CASE OF BUBBINS v. THE UNITED KINGDOMPARTLY DISSENTING OPINION OF JUDGE ZAGREBELSKY
Doc ref: • ECHR ID:
Document date: March 17, 2005
- 0 Inbound citations:
- •
- 0 Cited paragraphs:
- •
- 0 Outbound citations:
PARTLY DISSENTING OPINION OF JUDGE ZAGREBELSKY
I regret that I am unable to share the opinion of the majority of the Court that there has been a violation of Article 13 of the Convention in this case.
In my view, given that the Court concluded that there has been no violation of Article 2, it is incorrect to find that Article 13 has been violated for the reason that there is no domestic remedy to redress the violation of Article 2.
In paragraph 170 of the judgment, the Court considers that “although it has found that there has been no breach of Article 2 in this case, that does not prevent the applicant ' s complaint under that Article from being “arguable” for the purposes of Article 13” and quoted its Kaya v. Turkey judgment of 19 February 1998 (§107 thereof) in this connection. The Kaya case was, however, very different. In Kaya the Court considered that it had not been established beyond reasonable doubt that the deceased was indeed unlawfully killed as alleged and found a violation of Article 2 only under its procedural head on account of the failure of the authorities of the respondent State to conduct an effective investigation into the killing. In Kaya it was clear that the procedural obligations under Artic le 2 had not been fulfilled and, for that reason, the Court found also a violation of Article 13.
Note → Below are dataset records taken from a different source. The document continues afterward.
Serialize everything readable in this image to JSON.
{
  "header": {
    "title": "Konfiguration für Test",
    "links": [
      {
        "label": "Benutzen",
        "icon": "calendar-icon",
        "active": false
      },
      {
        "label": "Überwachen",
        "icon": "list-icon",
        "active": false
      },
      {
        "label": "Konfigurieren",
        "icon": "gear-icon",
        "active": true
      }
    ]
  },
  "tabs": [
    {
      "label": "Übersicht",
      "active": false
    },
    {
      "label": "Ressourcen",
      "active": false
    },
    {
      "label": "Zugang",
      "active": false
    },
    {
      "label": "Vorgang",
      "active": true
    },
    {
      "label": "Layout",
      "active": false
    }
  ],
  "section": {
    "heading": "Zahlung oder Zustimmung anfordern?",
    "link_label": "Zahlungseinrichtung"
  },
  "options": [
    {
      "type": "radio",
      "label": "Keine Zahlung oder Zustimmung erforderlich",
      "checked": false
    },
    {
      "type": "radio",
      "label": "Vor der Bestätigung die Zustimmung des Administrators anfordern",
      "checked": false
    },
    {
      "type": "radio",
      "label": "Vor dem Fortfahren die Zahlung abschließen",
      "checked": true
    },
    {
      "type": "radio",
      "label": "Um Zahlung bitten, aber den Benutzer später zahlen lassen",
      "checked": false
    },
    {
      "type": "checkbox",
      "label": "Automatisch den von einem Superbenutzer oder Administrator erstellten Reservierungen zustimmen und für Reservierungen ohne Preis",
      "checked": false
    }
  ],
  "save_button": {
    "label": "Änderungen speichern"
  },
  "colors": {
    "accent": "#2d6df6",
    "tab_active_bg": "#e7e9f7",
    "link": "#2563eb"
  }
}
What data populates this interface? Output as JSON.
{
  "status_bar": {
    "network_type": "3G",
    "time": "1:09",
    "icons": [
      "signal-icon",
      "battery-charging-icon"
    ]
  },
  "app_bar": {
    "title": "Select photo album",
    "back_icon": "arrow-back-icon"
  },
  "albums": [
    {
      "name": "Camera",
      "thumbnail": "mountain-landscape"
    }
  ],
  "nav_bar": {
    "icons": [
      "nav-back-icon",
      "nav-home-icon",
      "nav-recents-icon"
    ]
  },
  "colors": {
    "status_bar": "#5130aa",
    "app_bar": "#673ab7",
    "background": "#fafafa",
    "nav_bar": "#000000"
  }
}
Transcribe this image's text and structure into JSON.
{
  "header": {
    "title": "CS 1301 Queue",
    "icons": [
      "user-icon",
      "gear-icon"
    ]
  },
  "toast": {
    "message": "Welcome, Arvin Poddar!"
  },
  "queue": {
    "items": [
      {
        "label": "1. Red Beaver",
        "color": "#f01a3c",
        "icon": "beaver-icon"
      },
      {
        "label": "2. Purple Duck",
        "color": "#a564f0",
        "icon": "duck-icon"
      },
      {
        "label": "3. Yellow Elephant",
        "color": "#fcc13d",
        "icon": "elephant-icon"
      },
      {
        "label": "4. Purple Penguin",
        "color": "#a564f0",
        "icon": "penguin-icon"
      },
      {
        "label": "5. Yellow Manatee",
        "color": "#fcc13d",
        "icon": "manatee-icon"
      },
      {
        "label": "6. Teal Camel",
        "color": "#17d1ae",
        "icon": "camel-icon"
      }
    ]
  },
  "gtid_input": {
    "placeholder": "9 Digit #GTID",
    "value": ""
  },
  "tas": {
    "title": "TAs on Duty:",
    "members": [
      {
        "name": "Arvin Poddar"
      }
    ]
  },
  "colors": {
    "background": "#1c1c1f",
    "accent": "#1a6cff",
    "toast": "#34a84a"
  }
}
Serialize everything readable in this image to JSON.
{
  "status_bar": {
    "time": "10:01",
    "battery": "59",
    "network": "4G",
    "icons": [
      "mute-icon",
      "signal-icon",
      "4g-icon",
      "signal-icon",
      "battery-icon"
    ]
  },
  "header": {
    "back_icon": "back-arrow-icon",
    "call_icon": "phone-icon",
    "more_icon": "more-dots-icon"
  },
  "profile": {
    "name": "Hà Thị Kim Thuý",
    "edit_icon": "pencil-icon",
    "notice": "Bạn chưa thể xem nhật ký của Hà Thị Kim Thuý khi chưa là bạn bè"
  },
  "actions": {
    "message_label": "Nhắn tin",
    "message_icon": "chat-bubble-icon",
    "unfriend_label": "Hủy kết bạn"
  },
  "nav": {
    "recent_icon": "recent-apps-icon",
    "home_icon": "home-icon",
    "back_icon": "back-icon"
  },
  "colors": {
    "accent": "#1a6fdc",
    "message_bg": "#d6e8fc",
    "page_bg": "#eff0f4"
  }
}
In my opinion there can be no an automatic correspondence between a procedural violation of Article 2 and a violation of Article 13. In my partly dissenting opinion in the Court ' s judgment of 24 February 2005 in Khashiyev and Akayeva v. Russia (nos. 57942/00 and 57945/00), I suggested that there is no reason to find a violation of Article 13 on the basis of the mere fact that there has been a violation of the procedural obligation under Article 2. Moreover, it has to be underlined that in the present case the situation is different. The reference to Kaya could be useful, but a contrario , because here no violation has been found neither of the substantive nor of the procedural aspect of Article 2.
The Court in paragraph 171 recalls that “in the case of a breach of Article s 2 and 3 of the Convention, ... , compensation for non-pecuniary damage flowing from the breach should, in principle, be available as part of the range of redress”. We can then consider that a right to compensation arises from the violation of Article 2 and that this right is a Convention right. Consequently, this right should be considere d as one referred to by Article 13. But Article 13 is applicable only if this right gives rise to an arguable claim in the precise case. I wonder how one could consider that a claim founded on a violation of the Convention is “arguable” and at the same time consider that there has not been a violation of the Convention.
I admit that the applicant ' s claim has been declared admissible by this Court. However, I do not think that the claim should be, on that account, declared “arguable” for the purposes of proceedings before a national judge. In my view, what counts is the final judgment o f the Court, which in this case is one of non-violation. The decision on admissibility is a preliminary one of procedural effect only. I would add that in the present case following the admissibility decision the Court found it necessary to request further information from the parties on certain matters concerning the conduct of the police operation and the investigations carried out. Therefore, in my view there are no reasons for declaring “arguable” a claim that the Court in its judgment considers in reality to be ill founded.